Wednesday, 18 June 2025


Adjournment

Operation Inglenook


Gabrielle DE VIETRI

Operation Inglenook

Gabrielle DE VIETRI (Richmond) (19:13): (1197) My adjournment matter is for the Minister for Health: for the state government to call on the federal government to end Operation Inglenook. Operation Inglenook has seen dozens of armed police in midnight raids on legal sex work venues. Sex workers have reported police forcing their way into rooms while a worker is mid-booking, cancelling visas and detaining people on the spot. Some workers do not speak or read English and have not been allowed to access interpreters or lawyers or even been given information about their legal rights. Ninety-three per cent of people deported through Operation Inglenook since 2022 have been young women, nearly all from Asian countries. Singling the sex industry out for visa compliance enforcement causes widespread harm and fuels stigma and discrimination against migrant sex workers in my electorate in Victoria and sex work more broadly. We do not see raids like this in other industries. You do not see armed squads raiding cafes and putting hospo workers in cuffs or forcing their way into aged care facilities in the middle of the night.

Decriminalisation in Victoria has been life-changing for people who work in the sex industry, but raids like this put everyone at risk. They push workers and workplaces back underground because they foster a feeling of criminality in workplaces that are actually lawful. This operation, which claims to protect migrant sex workers, actually just profiles and threatens sex workers. As a result, sex workers are living in fear and are not accessing basic services that support their health and wellbeing while they are working. Research shows that these raids do not work as an effective deterrent and disproportionately hurt the workers at these sites without resulting in substantial detection of unscrupulous migration agents or bosses.

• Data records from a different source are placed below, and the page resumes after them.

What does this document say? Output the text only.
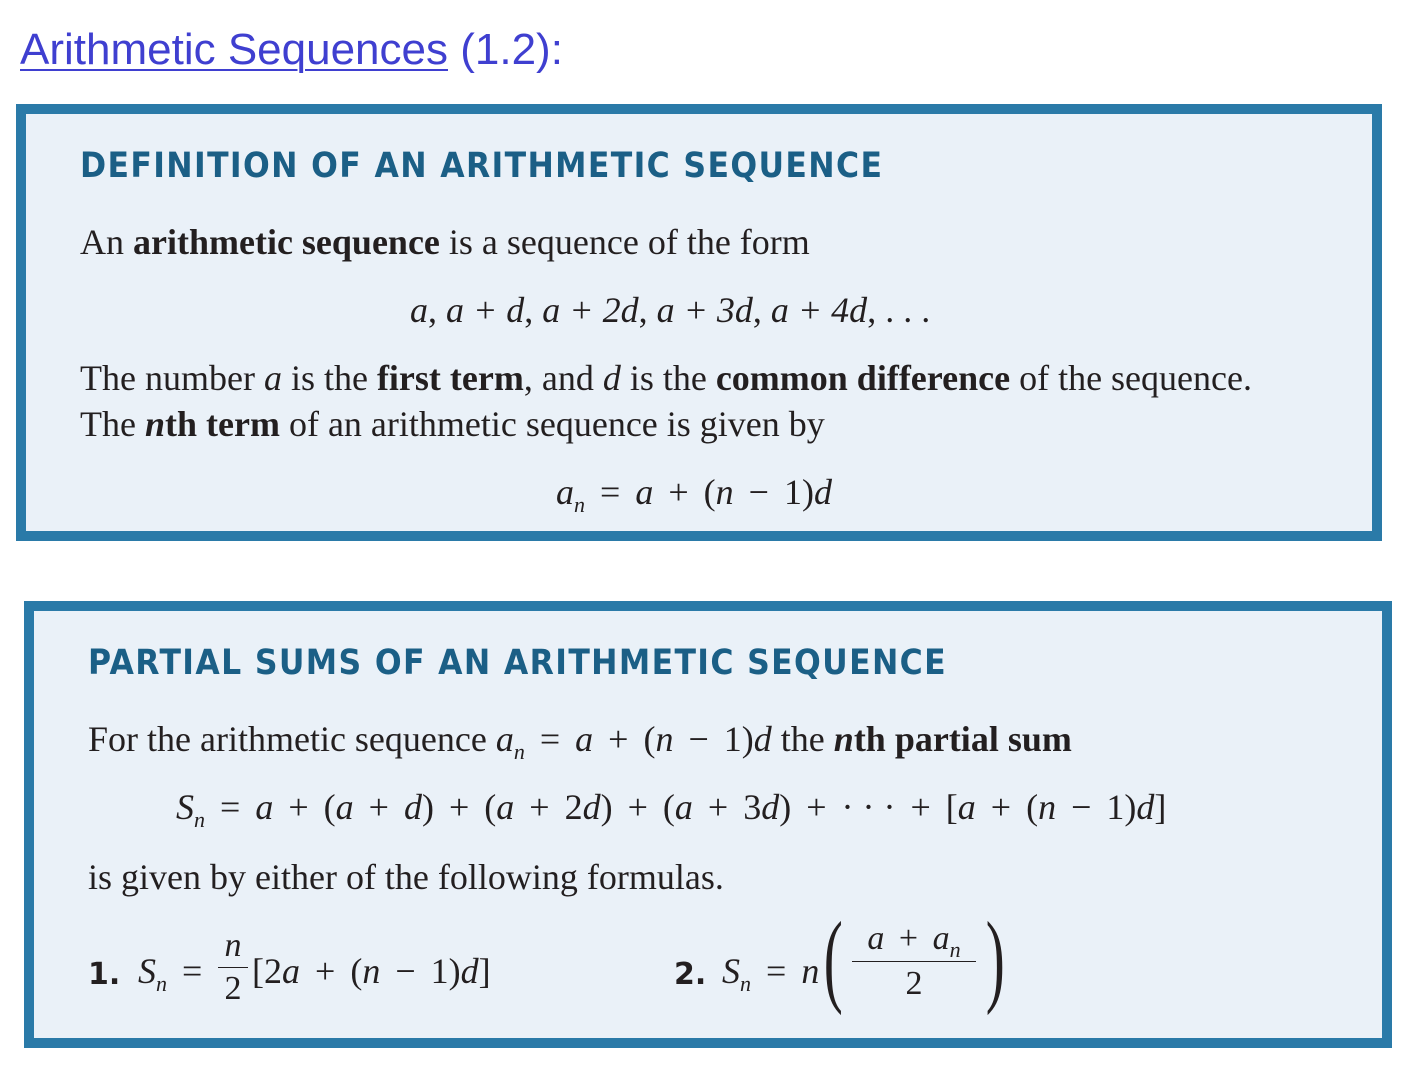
Arithmetic Sequences (1.2):
DEFINITION OF AN ARITHMETIC SEQUENCE
An arithmetic sequence is a sequence of the form
a, a + d, a + 2d, a + 3d, a + 4d, . . .
The number a is the first term, and d is the common difference of the sequence.
The nth term of an arithmetic sequence is given by
$a_n = a + (n - 1)d$
PARTIAL SUMS OF AN ARITHMETIC SEQUENCE
For the arithmetic sequence $a_n = a + (n - 1)d$ the nth partial sum
$S_n = a + (a + d) + (a + 2d) + (a + 3d)$ + · · · + [a + (n − 1)d]
is given by either of the following formulas.
1. $S_n$ =
n
2 [2a + (n − 1)d]	2. $S_n = n$ ( $a + a_n$
2 )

The Scarlet Alliance asserts that exploitative bosses or fraudulent migration agents can be uncovered in other ways: by empowering and supporting sex workers to report crime, have access to legal migration pathways and be protected from deportation when they come forward. This government must also continue to support the organisations that support sex workers, like Southside Justice, like the Scarlet Alliance and like Vixen. Minister, please call on the federal government to end Operation Inglenook and instead empower and support sex workers to report crime and exploitation.